What you can count on is that Hodgdon's chart will have the burn rate order correct for the powders they distribute. They have a target burn rate they order each powder made to, so even though two lots of two similar burn rate powders might reverse the order, it won't be by much. You can count on Alliant's chart to have the order right for their own powders. You can count on Western's chart to have the order right for their own powders. You can't count on either to have anyone else's powder correctly pigeon-holed. Any burn rate chart that doesn't have each distributor's powders in the same order the distributor does has made an error. But even if they do, whether they correctly order their close powders ahead or behind a competitor's is a which or a guess.

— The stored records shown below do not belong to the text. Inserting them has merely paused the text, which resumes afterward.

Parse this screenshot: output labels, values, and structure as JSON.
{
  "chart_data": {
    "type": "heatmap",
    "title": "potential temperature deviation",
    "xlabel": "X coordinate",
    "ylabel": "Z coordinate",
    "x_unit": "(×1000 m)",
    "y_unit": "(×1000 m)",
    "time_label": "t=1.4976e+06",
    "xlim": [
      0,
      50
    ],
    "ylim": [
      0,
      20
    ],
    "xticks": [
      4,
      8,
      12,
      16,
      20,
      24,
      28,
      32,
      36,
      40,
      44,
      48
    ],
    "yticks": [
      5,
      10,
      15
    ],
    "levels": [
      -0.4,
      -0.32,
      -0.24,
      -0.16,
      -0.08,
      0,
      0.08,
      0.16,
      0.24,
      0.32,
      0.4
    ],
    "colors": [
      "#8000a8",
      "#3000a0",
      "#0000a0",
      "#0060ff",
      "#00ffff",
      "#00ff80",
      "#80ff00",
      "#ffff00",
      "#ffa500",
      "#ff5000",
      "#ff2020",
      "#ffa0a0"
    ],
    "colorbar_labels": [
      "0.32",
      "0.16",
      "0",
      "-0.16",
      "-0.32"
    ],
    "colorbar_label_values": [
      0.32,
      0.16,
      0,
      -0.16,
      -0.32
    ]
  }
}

And, BTW, those burning rate orders, even from the company that makes the powders, are still only true for standard burn rate test conditions. Here's a consequence of that:
In the mid-1990's Dave Milosovich published a test in which he loaded .308 Winchester cartridges with 180 grain bullets to specific velocities using IMR4064 and IMR4895. IIRC, he loaded them to 2200, 2300, 2400, 2500, and 2550 fps (max). At 2200 fps, it took less 4064 than 4895 to reach that velocity, suggesting 4064 was the faster powder. At 2400 fps it took the same charge weights of each, implying their burn rates were the same, as their chemical compositions were the same (it's the grain geometry more than deterrent coating that differs and controls progressivity characteristics of these powders). By the time he got to 2500 fps, it took more 4064 than 4895, implying the 4064 was the slower powder under these higher pressure conditions.

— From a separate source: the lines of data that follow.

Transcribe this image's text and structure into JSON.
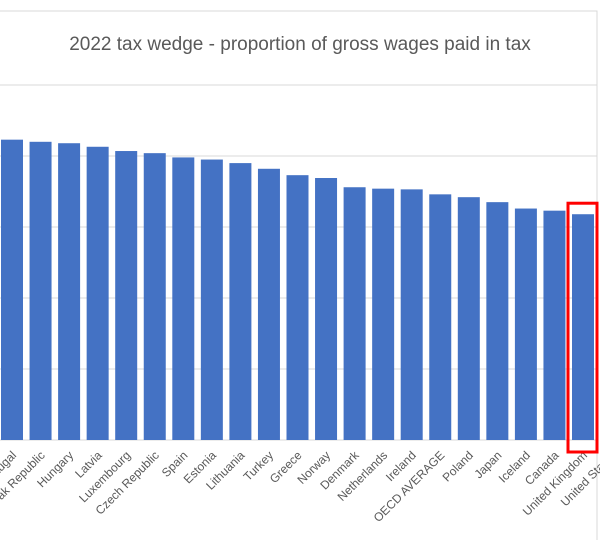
{
  "chart_data": {
    "type": "bar",
    "title": "2022 tax wedge - proportion of gross wages paid in tax",
    "categories": [
      "Portugal",
      "Slovak Republic",
      "Hungary",
      "Latvia",
      "Luxembourg",
      "Czech Republic",
      "Spain",
      "Estonia",
      "Lithuania",
      "Turkey",
      "Greece",
      "Norway",
      "Denmark",
      "Netherlands",
      "Ireland",
      "OECD AVERAGE",
      "Poland",
      "Japan",
      "Iceland",
      "Canada",
      "United Kingdom",
      "United States"
    ],
    "values": [
      42.3,
      42.0,
      41.8,
      41.3,
      40.7,
      40.4,
      39.8,
      39.5,
      39.0,
      38.2,
      37.3,
      36.9,
      35.6,
      35.4,
      35.3,
      34.6,
      34.2,
      33.5,
      32.6,
      32.3,
      31.8,
      31.5
    ],
    "bar_color": "#4472C4",
    "highlight_color": "#FF0000",
    "highlighted_categories": [
      "United Kingdom",
      "United States"
    ],
    "gridlines": true,
    "legend": "none"
  }
}
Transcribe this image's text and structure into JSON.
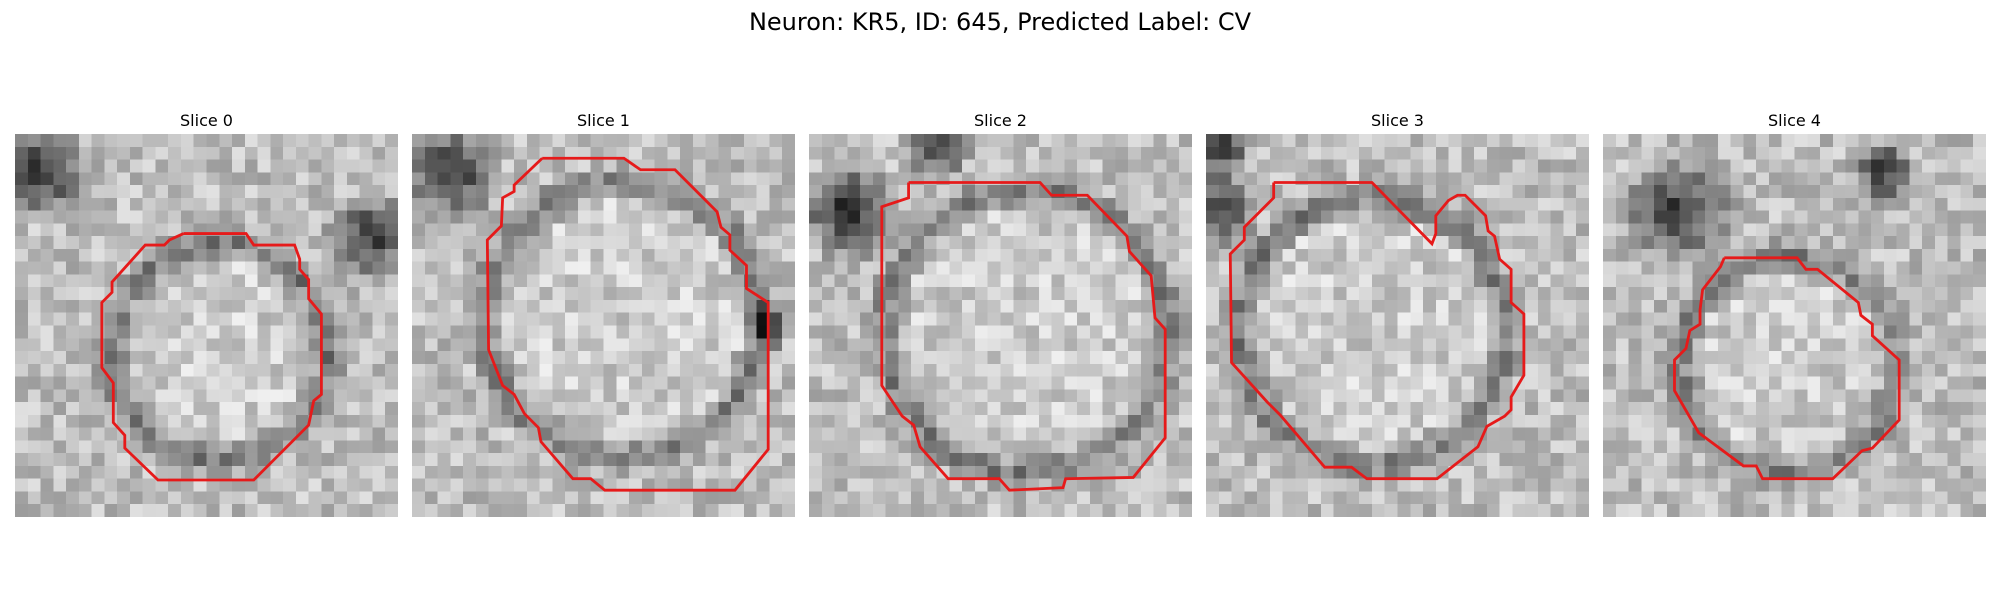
{
  "figure": {
    "title": "Neuron: KR5, ID: 645, Predicted Label: CV"
  },
  "slices": [
    {
      "title": "Slice 0"
    },
    {
      "title": "Slice 1"
    },
    {
      "title": "Slice 2"
    },
    {
      "title": "Slice 3"
    },
    {
      "title": "Slice 4"
    }
  ],
  "colors": {
    "contour": "#e61a1a",
    "background": "#ffffff"
  }
}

So, what you see there is that actual, in-situ burn rate varies with the pressure you are loading to. 4064 varies less with pressure than 4895, meaning it takes more grains of 4064 to increase velocity 10 fps than it does to get there with 4895. That's got a plus and a minus side to it. The plus is that 4064 is less affected by a given amount of charge weight error. The minus is you can't adjust velocity as much with it before you run out of room in the case. This means you need to vary it more to tune a load, which is good from the standpoint of temperature stability and anything else that influences pressure. But it also means you won't find sweet spot loads for it in as many different chamberings or with as many different bullet weights as you will with 4895.
The above advantages and limitations are even more true of Varget than of 4064, so you find fewer combinations of cartridge and bullet weight that are great with Varget than are with 4064. BTW, Varget was originally intended to compete with 4064, so it's another powder I would consider giving at least a try in the 220 Swift.
The late Dan Hackett reported in the mid-1990's that he'd had a 40X in 220 Swift that he couldn't get to shoot well. Keep in mind that Hackett was a benchrest competitor, so his idea of shooting "well" is bugholes. This particular rifle had put five shots into 3/8" as its best group and averaged more like 1/2" with some groups over 5/8". He tuned his loads up and down, but it got no better than that. Then one day he made a felicitous mistake. He had always loaded his bullets to jump about 0.020" to reach the lands in the throat, a distance that common knowledge at the time held was best. But the mistake he made was in changing to a 50 grain Nosler BT which was 0.015" longer at the ogive than the previous bullet he had been loading. He needed to turn his micrometer seating die adjustment out 0.015" to keep that same bullet jump, but instead he turned it the wrong way and wound up going in deeper by that amount. So now the bullets had a 0.050" jump to the lands instead of 0.020", and everyone knew that was way too big for precision. Hackett didn't notice that error until he had 20 rounds loaded. He considered pulling the bullets, but decided it was too much bother and he would just shoot the rounds up in practice. To his astonishment, those 20 rounds turned in two 1/4" 5-shot groups and two true bughole groups in "the 1's" (between 0.1 and <0.2").
The bottom line is that there are lots of things to tune and try and you can't always rely on what consensus suggests is best. If you listened to it today, you would load 0.015" off the lands or else in actual contact with the throat.
Some guns shoot best like one of the other of those, but not all. Every gun has the possibility of behaving differently until you prove it doesn't.